Bioplastiche da scarti agricoli e anidride carbonica

Un team di ricercatori della Stanford University, guidati da Matthew Kanan, ha messo a punto un nuovo processo per produrre bioplastiche da CO2 e da materiale vegetale non commestibile, come scarti agricoli o erba. Questa nuova tecnologia offre un’alternativa a basse emissioni per realizzare bottiglie di plastica e altri oggetti che attualmente si ottengono dal petrolio. I risultati della ricerca sono stati pubblicati su Nature (531, 180–181, 10 March 2016).

Molti prodotti di plastica sono realizzati con il polietilentereftalato (PET), un derivato del petrolio costituito da acido tereftalico e glicole etilenico. Ogni anno, a livello mondiale, vengono prodotti circa 50 milioni di tonnellate di questo polimero per realizzare tessuti, componenti elettronici, contenitori per le bevande e prodotti per l’igiene personale. Si stima che l’energia richiesta per produrre una tonnellata di PET genera più di 4 tonnellate di CO2.

Il polietilenfurandicarbossilato (PEF) rappresenta un’alternativa promettente al PET. Il PEF è composto da glicole etilenico e acido 2-5 furandicarbossilico (FDCA) e si può ottenere dalla biomassa invece che dal petrolio.

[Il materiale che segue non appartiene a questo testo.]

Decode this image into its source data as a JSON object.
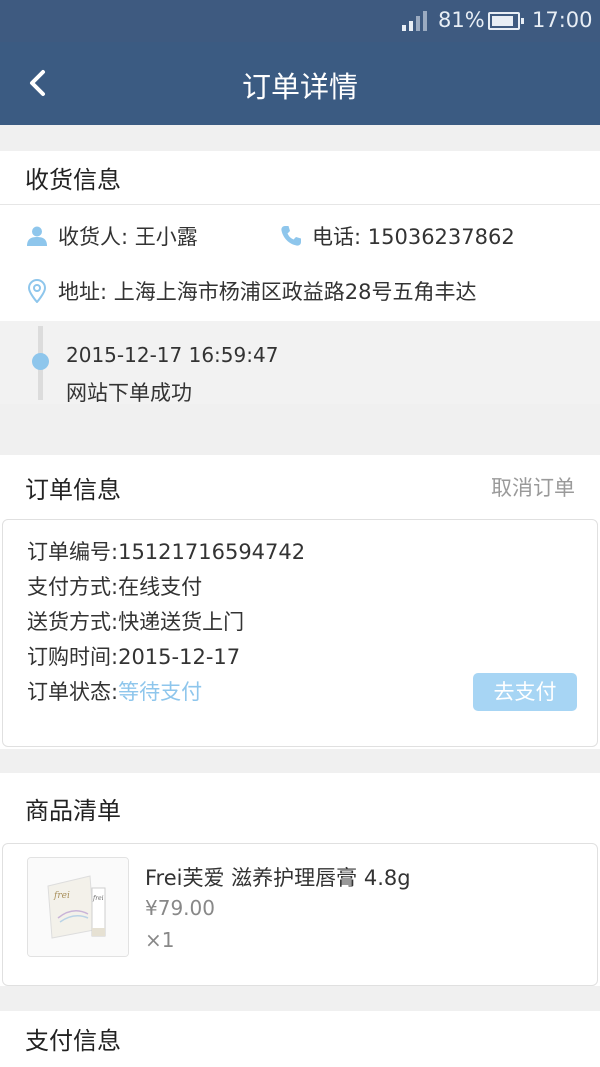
{
  "status_bar": {
    "battery": "81%",
    "time": "17:00"
  },
  "nav": {
    "title": "订单详情"
  },
  "shipping": {
    "title": "收货信息",
    "recipient_label": "收货人: 王小露",
    "phone_label": "电话: 15036237862",
    "address_label": "地址: 上海上海市杨浦区政益路28号五角丰达",
    "timeline": [
      {
        "date": "2015-12-17 16:59:47",
        "message": "网站下单成功"
      }
    ]
  },
  "order": {
    "title": "订单信息",
    "cancel_label": "取消订单",
    "number_key": "订单编号: ",
    "number_val": "15121716594742",
    "payment_key": "支付方式: ",
    "payment_val": "在线支付",
    "delivery_key": "送货方式: ",
    "delivery_val": "快递送货上门",
    "time_key": "订购时间: ",
    "time_val": "2015-12-17",
    "status_key": "订单状态: ",
    "status_val": "等待支付",
    "pay_button": "去支付"
  },
  "goods": {
    "title": "商品清单",
    "items": [
      {
        "name": "Frei芙爱 滋养护理唇膏 4.8g",
        "price": "¥79.00",
        "qty": "×1",
        "brand_mark": "frei"
      }
    ]
  },
  "payinfo": {
    "title": "支付信息"
  },
  "colors": {
    "nav": "#3b5b82",
    "accent": "#8ec6ec",
    "button": "#a7d5f4"
  },
  "icons": [
    "back-arrow-icon",
    "user-icon",
    "phone-icon",
    "location-pin-icon"
  ]
}
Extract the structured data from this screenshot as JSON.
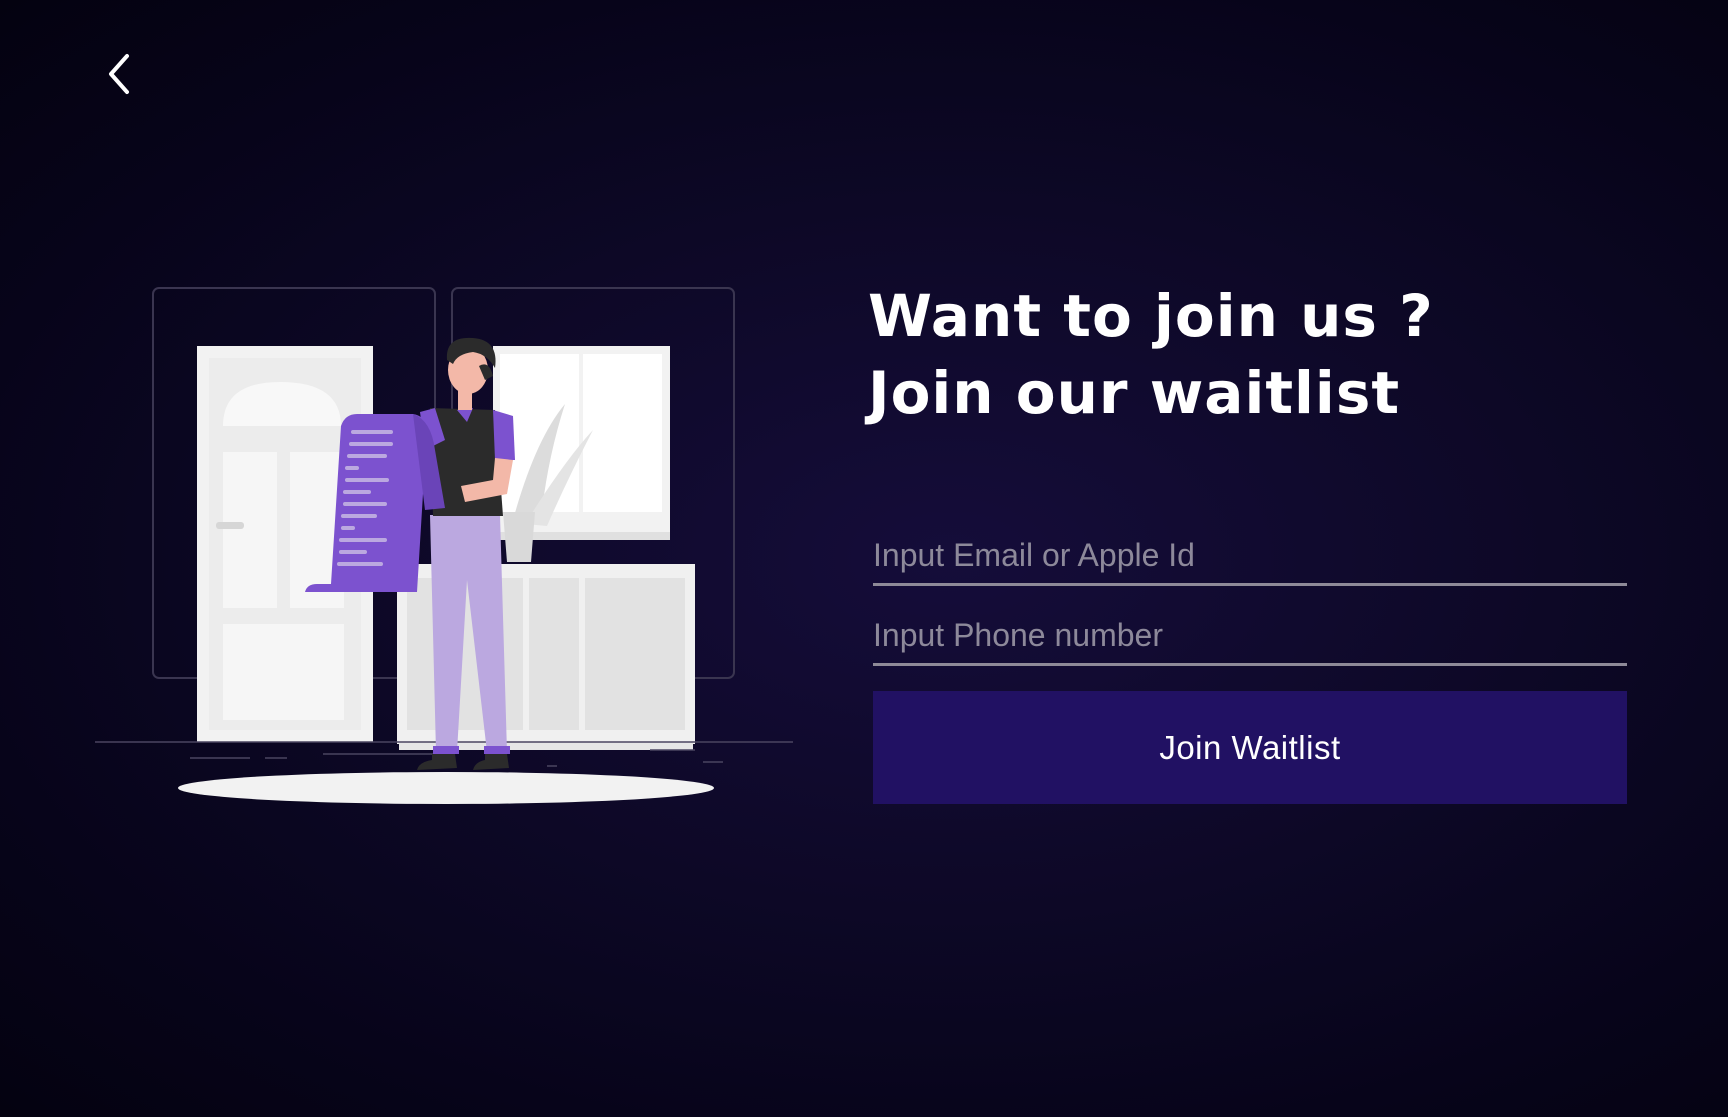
{
  "navigation": {
    "back_icon": "chevron-left-icon"
  },
  "headline": {
    "line1": "Want to join us ?",
    "line2": "Join our waitlist"
  },
  "form": {
    "email_placeholder": "Input Email or Apple Id",
    "email_value": "",
    "phone_placeholder": "Input Phone number",
    "phone_value": "",
    "submit_label": "Join Waitlist"
  },
  "colors": {
    "background": "#0d0826",
    "button": "#211163",
    "accent_purple": "#7c52cf",
    "light_purple": "#bba8e0",
    "underline": "#8e8a98"
  }
}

Il PEF inoltre offre migliori prestazioni come sigillante rispetto al PET e questo è utile nei processi di imbottigliamento.

Nonostante i numerosi vantaggi, l’industria della plastica deve ancora trovare un modo economico per produrre questo polimero su scala industriale e la difficoltà principale sta nella produzione sostenibile dell’FDCA. Una metodo consiste nel convertire il fruttosio proveniente dallo sciroppo di mais nell’FDCA ma la produzione di mais per l’industria implica l’uso di grandi superfici di terreno agricolo, energia, fertilizzanti e acqua e comporta una notevole impronta di carbonio oltre che competere con la produzione di cibo.

Trasformare gli scarti delle piante in plastica

Al posto del mais, i ricercatori di Stanford hanno provato a sintetizzare l’FDCA dal furfurale, un composto fatto con gli scarti agricoli che è stato largamente usato per decenni. Ogni anno ne vengono prodotti circa 400.000 tonnellate per l’uso nelle resine, nei solventi e in altri prodotti.

La produzione dell’FDCA dal furfurale e CO2, però, normalmente richiede sostanze chimiche pericolose la cui produzione è costosa e ad alto consumo di energia. Il problema è stato risolto usando un composto di gran lunga più benigno: il carbonato. Aanindeeta Banerjee, coautrice del lavoro, ha combinato il carbonato con la CO2 e l’acido furoico, un derivato del furfurale. Poi ha riscaldato la miscela fino a 200 °C per formare un sale fuso: dopo cinque ore l’89% della miscela del sale fuso si è trasformata in FDCA.

Il passaggio successivo, la trasformazione dell’FDCA nella plastica PEF, è un processo semplice che è già stato risolto da altri ricercatori.

L’approccio adottato dal team di Stanford potrebbe ridurre significativamente le emissioni di gas a effetto serra utilizzando la CO2 emessa dalle centrali a combustibili fossili o da altri siti industriali. Inoltre i prodotti fabbricati con il PEF possono anche essere riciclati o convertiti nuovamente in anidride carbonica attraverso l’incenerimento.

Il lavoro di Kanan e dei suoi collaboratori apre nuove possibilità per la produzione del PEF ma questo è solo il primo passo. È necessario infatti altro lavoro per vedere se è fattibile su vasta scala e per quantificare l’impronta di carbonio.